Мы медленно прогуливались, и я чувствовала, что наши прежние отношения если и не в полной мере и не в былой форме, но все же восстановились. Как сказал Алан, мы стали ближе друг другу, вели себя непринужденно, как когда-то в прошлом. Я радовалась его дружбе и была ему благодарна за нее, а поскольку нам предстояла скорая разлука, нечего было опасаться, что эта дружба заведет нас слишком далеко. У нас не было будущего, а только несколько быстротечных минут для прощания. И сколько бы Коннор ни уверял меня, что я вовсе не нахожусь в его клетке, я все равно не чувствовала себя свободной от цепей, которыми он тоже опутал меня. И пришла я к Алану лишь для того, чтобы пожелать ему счастливого пути и распрощаться с ним навсегда. Именно это я попыталась как можно мягче растолковать ему, но он, выслушав меня, не перебивая, до конца, покачал головой.

— Нет, Вики, понимаешь, так не пойдет. Мы распрощаемся навсегда, только когда ты сможешь сказать мне абсолютно честно, что у тебя в семейной жизни все благополучно. Скажешь ли ты лично или напишешь в письме — мне все равно, но я хочу знать правду. Больше я ничего не прошу, и, кроме того, ты мне обещала, помнишь? Скажи мне...

Он замолчал и, прислонясь к стене, скрывающей нас от посторонних взоров, поманил меня, приглашая подойти и встать рядом с ним.

— Скажи мне, что произошло между тем нашим вечерним разговором и нашей встречей сегодня? Что-то случилось, это заметно по твоему лицу. Ты пережила какое-то потрясение, не так ли?

Я попыталась отрицать, но неожиданно глаза у меня наполнились слезами, и я отвернулась. Алан крепко схватил меня за плечи.

— Вики, ради Бога, у нас мало времени, а мне нужно знать правду! Подумай только, разве я могу позволить тебе уйти, если ты не расскажешь, что произошло?

— Я не собиралась с тобой откровенничать. Пришла только для того, чтобы пожелать тебе доброго пути.

Алан пропустил мои слова мимо ушей.

— Послушай, дорогая, я хочу знать. Сегодня была почта, и ты, по-видимому, получила письмо. Не отсюда ли перемена? Тебе написал он... то есть твой муж?

— Да, но...

— До сих пор он не писал? И это первая весточка от него с момента твоего отъезда из Сиднея? Верно?

— Да... Нет... Он не писал, хотела я сказать. Это действительно первое письмо от него.
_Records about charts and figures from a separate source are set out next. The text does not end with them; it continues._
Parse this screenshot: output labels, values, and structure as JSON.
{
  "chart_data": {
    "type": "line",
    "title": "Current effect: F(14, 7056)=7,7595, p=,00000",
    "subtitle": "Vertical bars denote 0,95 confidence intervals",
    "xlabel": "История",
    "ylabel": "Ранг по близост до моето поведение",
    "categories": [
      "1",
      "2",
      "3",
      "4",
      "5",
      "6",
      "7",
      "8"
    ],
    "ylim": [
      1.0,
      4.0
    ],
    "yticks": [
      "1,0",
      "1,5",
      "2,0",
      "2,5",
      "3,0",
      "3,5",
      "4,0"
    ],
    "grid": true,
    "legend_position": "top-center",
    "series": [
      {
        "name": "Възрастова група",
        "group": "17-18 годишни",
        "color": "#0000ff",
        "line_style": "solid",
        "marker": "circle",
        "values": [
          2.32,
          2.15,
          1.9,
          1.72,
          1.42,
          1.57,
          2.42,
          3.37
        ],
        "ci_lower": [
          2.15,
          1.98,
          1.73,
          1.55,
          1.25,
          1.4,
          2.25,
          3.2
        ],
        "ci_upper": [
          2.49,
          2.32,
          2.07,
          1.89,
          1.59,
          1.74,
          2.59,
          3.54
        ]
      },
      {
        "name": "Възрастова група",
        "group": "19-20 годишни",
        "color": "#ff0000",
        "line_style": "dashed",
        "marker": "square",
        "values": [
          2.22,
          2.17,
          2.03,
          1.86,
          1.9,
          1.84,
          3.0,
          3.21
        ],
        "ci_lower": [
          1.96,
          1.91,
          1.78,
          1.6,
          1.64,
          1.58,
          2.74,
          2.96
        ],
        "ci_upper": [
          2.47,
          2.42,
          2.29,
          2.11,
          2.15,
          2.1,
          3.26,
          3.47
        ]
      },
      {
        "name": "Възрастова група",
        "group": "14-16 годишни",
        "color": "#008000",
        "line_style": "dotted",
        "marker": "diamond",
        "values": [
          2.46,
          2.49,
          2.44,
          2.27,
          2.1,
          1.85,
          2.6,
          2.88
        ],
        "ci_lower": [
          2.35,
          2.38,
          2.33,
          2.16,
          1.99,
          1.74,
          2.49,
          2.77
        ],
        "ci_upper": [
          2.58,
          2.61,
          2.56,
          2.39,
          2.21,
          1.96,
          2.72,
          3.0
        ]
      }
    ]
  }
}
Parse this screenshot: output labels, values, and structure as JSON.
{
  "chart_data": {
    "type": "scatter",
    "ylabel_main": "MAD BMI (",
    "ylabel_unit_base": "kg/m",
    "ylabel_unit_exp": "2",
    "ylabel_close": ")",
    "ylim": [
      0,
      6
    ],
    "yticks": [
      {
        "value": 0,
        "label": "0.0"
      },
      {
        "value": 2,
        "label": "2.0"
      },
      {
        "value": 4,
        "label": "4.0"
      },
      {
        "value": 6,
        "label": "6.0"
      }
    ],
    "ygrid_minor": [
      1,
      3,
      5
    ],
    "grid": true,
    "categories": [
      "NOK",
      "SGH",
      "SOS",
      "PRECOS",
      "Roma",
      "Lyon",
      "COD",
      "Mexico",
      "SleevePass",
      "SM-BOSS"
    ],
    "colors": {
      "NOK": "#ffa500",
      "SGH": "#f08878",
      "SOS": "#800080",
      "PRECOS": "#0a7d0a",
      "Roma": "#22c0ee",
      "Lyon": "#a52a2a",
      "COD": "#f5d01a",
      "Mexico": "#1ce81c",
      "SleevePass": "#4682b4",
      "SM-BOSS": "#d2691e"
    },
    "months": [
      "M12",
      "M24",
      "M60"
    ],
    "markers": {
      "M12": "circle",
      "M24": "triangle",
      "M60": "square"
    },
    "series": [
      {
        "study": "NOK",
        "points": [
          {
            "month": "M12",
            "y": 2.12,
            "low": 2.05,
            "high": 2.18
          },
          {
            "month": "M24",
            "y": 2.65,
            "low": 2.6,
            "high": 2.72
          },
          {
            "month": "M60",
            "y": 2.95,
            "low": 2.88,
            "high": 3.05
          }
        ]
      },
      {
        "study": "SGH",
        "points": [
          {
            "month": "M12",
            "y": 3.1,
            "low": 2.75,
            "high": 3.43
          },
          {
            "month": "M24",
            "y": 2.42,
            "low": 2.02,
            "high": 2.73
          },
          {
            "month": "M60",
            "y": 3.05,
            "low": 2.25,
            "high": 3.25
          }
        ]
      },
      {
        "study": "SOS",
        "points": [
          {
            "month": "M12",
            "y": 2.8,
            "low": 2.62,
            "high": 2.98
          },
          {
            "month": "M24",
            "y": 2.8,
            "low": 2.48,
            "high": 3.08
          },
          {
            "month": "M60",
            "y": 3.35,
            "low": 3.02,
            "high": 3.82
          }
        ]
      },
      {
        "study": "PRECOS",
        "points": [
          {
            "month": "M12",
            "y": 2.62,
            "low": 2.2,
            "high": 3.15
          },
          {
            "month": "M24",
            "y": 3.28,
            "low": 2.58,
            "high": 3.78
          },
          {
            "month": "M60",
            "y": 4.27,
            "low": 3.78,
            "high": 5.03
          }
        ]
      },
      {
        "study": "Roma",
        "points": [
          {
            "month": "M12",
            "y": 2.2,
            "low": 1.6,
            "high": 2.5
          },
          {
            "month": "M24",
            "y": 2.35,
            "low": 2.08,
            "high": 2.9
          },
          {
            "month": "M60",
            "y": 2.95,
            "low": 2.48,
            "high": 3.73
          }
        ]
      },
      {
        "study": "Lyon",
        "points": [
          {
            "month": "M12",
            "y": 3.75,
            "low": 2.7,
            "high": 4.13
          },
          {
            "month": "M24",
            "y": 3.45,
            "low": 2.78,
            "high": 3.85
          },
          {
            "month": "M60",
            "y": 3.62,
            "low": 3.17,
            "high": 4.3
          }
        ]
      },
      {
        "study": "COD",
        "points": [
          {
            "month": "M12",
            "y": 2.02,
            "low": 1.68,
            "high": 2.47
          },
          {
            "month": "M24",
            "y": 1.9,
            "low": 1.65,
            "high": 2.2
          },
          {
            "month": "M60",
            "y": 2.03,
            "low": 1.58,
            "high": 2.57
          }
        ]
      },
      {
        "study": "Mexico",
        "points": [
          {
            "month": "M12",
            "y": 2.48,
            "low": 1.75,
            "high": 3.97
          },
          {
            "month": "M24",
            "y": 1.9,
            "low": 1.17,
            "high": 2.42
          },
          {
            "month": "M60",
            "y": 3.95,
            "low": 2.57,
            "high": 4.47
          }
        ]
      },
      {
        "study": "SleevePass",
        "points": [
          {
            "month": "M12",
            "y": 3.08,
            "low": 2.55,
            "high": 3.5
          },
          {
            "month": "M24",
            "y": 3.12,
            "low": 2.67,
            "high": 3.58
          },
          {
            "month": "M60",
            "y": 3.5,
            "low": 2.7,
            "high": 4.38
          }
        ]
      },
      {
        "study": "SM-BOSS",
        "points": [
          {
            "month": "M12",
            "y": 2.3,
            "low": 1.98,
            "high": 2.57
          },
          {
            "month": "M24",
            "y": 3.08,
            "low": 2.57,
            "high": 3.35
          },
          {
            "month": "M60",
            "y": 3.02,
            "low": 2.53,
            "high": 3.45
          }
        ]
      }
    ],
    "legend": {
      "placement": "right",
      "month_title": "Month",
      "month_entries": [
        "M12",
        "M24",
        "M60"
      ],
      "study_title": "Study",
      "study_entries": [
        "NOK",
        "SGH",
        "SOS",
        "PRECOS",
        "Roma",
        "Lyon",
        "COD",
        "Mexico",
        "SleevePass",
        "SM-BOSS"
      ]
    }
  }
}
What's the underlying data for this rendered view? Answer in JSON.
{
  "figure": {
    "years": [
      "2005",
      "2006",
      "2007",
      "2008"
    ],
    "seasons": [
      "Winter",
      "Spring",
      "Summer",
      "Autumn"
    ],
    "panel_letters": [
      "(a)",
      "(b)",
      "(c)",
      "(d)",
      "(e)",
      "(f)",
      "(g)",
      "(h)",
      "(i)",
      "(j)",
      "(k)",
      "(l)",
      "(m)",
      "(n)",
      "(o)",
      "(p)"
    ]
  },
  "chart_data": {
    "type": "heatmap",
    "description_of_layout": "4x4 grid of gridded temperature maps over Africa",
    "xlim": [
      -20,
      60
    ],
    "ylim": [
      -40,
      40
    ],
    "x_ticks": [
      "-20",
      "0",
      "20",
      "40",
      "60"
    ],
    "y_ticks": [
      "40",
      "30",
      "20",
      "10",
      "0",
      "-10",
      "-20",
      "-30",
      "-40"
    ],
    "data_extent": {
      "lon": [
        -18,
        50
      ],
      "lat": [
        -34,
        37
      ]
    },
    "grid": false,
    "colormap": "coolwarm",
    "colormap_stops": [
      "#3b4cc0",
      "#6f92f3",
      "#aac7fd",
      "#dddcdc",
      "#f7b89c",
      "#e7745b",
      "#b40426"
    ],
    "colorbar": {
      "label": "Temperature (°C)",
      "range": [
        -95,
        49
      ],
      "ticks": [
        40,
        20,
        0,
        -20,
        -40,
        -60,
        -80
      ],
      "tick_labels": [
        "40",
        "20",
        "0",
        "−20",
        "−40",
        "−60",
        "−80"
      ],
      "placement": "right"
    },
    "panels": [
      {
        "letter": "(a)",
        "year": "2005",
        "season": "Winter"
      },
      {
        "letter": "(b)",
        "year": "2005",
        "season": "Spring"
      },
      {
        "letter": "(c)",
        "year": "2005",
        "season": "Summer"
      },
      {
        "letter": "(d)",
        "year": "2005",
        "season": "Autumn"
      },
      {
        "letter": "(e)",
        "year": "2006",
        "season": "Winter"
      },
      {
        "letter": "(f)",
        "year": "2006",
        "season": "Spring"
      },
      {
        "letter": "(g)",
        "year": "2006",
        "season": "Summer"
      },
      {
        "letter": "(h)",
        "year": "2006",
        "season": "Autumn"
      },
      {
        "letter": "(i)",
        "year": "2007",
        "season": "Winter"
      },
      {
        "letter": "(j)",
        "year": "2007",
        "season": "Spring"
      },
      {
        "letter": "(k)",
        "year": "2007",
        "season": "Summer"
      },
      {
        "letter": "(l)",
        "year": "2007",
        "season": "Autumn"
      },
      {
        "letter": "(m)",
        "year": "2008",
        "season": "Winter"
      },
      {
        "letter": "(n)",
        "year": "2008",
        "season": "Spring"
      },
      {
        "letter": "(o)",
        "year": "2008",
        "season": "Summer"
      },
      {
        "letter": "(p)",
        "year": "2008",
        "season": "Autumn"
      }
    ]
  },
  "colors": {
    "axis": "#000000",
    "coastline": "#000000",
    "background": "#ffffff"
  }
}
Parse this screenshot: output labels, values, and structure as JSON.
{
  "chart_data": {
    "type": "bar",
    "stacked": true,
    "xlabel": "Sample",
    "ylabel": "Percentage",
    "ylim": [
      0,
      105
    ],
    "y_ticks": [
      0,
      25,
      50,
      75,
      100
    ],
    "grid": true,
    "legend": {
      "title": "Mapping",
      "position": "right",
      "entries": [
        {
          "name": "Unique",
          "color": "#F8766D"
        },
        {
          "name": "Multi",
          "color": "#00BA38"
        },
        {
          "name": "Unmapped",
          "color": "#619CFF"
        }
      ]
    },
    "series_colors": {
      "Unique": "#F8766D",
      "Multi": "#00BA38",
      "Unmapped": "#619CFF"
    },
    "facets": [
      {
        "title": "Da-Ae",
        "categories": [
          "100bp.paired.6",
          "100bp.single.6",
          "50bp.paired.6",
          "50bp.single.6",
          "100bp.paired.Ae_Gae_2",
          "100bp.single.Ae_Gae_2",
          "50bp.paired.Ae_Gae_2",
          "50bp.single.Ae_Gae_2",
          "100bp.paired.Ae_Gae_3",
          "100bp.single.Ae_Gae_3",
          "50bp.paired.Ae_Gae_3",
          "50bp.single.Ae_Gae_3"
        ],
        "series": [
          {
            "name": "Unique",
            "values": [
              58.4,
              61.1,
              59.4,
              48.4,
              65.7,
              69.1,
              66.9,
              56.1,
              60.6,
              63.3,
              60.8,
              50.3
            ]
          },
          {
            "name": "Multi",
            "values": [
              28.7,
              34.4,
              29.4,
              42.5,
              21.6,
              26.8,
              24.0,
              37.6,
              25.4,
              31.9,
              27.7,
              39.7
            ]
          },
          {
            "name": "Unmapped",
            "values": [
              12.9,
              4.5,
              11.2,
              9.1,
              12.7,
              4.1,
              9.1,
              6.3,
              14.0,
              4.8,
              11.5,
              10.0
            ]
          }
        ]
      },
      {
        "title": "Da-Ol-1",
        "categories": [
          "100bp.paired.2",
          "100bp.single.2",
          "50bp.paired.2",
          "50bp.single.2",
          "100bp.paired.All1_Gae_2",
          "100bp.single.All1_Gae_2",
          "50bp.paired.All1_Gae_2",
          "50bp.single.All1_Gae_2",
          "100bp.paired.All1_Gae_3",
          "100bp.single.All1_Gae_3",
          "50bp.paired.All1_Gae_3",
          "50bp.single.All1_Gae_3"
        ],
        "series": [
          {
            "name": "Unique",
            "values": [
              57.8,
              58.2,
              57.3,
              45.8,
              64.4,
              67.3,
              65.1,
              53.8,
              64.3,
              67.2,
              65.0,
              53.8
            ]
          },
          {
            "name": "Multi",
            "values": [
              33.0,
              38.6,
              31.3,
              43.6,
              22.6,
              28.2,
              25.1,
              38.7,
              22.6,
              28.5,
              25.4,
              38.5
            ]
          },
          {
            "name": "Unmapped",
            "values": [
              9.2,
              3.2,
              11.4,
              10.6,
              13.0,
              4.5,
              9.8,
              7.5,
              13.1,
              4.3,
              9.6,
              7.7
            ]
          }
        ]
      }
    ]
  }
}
Он... — Я как-то странно и резко хохотнула. — Коннор переслал мне одно из твоих писем. Он его не вскрывал... просто переслал, и все.

— А ты прочла? — спросил Алан, и у него на бледных щеках проступила легкая краска.

— Нет, — отрицательно качнула я головой. — Вот оно. Я... его еще не читала. Не было времени. Получила письмо сегодня утром и...

— Не извиняйся, Вики.

И хотя он произнес это спокойным ровным тоном, я знала, что своим признанием я больно задела его. Доставая из кармана оба письма, я сказала:

— Мне кажется, Алан, что ты не захочешь, чтобы я читала твое письмо... при сложившихся обстоятельствах. Возьмешь его обратно?

— Нет, — ответил он с внезапной горечью. — Почему я должен забрать его у тебя? Письмо содержит чистую правду. Мои... чувства не изменились, и я вовсе не намерен делать вид, будто мое отношение к тебе теперь другое.

Алан замолчал и печально посмотрел на меня. Через некоторое время он довольно ласково спросил:

— Письмо мужа... оно что, внесло ясность? С твоей точки зрения то есть?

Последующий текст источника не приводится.